A República é o diálogo mais conhecido de Platão, escrito por volta de 380 a.C., e um dos livros mais influentes da história. Ele nasce de uma pergunta simples e incômoda: vale mais a pena ser justo, ou apenas parecer justo e levar vantagem? Para responder, Sócrates e seus amigos constroem do zero uma cidade ideal, porque a justiça é mais fácil de enxergar numa cidade inteira do que dentro de uma só pessoa. Depois, transferem o que acharam de volta para a alma humana.

No caminho aparecem as ideias mais famosas de Platão: o anel de Giges (que torna invisível quem o usa), as três classes da cidade, as três partes da alma, as quatro virtudes, a teoria das Formas, a Ideia do Bem, a alegoria da caverna e o mito de Er sobre a vida depois da morte. Este tema sobe essas ideias como uma escada, uma por página, com exemplos do dia a dia e sem jargão sem explicação. Você não precisa saber nada de filosofia para começar.

No fim, três páginas tratam do que mais interessa a um leitor cristão.

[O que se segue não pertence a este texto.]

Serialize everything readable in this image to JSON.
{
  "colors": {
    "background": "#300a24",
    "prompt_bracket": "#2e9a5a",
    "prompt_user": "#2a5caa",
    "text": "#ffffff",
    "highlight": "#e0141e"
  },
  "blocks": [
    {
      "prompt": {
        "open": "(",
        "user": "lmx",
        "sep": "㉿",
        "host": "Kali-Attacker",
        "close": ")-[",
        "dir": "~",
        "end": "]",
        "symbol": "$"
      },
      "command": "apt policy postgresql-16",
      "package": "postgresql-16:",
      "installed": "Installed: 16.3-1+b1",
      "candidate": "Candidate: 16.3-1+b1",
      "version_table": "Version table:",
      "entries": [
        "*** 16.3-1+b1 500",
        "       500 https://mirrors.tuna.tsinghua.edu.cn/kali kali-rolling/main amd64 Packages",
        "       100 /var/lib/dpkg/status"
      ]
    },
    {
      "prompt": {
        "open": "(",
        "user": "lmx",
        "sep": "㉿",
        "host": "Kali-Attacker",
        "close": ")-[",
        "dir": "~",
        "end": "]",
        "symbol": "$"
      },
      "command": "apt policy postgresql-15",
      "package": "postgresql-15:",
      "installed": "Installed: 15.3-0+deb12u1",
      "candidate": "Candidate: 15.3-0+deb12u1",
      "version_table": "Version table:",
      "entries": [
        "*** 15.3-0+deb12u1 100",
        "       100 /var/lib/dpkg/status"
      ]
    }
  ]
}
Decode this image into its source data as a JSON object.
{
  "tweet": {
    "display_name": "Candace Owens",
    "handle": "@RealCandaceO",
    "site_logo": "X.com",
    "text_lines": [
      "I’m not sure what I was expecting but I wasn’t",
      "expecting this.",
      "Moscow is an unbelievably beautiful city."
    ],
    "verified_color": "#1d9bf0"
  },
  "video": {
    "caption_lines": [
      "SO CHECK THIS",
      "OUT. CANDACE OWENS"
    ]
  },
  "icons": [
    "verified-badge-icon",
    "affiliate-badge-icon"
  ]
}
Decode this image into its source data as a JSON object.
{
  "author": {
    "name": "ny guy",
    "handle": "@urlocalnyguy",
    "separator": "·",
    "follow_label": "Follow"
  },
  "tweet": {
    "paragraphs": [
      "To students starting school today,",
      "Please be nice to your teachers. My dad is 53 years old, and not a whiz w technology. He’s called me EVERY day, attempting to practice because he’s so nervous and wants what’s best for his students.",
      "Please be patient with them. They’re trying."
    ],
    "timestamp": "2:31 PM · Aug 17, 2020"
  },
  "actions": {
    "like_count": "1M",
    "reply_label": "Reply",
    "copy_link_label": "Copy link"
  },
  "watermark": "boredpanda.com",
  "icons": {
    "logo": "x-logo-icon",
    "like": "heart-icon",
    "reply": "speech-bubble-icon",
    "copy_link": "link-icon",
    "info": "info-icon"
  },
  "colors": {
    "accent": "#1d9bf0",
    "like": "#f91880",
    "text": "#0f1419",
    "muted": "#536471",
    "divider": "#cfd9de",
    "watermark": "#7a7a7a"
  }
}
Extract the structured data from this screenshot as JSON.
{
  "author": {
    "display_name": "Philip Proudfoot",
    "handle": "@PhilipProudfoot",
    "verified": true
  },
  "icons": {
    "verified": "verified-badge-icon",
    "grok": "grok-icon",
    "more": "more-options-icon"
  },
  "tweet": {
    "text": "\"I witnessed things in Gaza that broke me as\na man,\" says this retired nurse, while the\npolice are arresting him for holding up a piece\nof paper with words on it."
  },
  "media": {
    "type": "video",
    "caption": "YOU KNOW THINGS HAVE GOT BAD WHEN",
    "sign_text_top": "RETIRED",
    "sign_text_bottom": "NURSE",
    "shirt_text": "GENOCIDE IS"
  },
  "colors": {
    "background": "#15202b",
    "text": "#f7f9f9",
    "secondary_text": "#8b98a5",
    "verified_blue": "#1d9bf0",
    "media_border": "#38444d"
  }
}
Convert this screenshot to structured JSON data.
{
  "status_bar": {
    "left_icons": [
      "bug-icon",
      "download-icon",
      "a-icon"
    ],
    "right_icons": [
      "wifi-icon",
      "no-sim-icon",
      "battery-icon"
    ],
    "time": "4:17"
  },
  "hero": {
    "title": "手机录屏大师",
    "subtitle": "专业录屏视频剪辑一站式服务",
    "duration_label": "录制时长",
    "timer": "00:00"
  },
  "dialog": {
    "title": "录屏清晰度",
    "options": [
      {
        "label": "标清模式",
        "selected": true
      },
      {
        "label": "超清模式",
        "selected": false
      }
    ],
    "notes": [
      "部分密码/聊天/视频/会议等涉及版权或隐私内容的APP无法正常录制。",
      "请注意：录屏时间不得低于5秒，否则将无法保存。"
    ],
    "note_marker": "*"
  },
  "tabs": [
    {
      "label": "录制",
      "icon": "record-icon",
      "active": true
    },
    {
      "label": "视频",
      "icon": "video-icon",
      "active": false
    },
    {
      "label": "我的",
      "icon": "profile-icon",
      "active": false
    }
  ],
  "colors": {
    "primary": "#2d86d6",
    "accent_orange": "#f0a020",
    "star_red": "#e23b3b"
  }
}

As quatro virtudes da República viraram as virtudes cardeais da teologia cristã; a Ideia do Bem além do ser alimentou a teologia mística; e a própria Cidade de Deus de Agostinho é, em parte, a resposta cristã à cidade ideal de Platão. Mas o tema também é honesto sobre onde Platão não é cristão: o Bem impessoal sem criação, a reencarnação do mito de Er, a mentira nobre e a abolição da família. Fechamos com como um cristão lê um gênio pagão com proveito, sem perder a fé.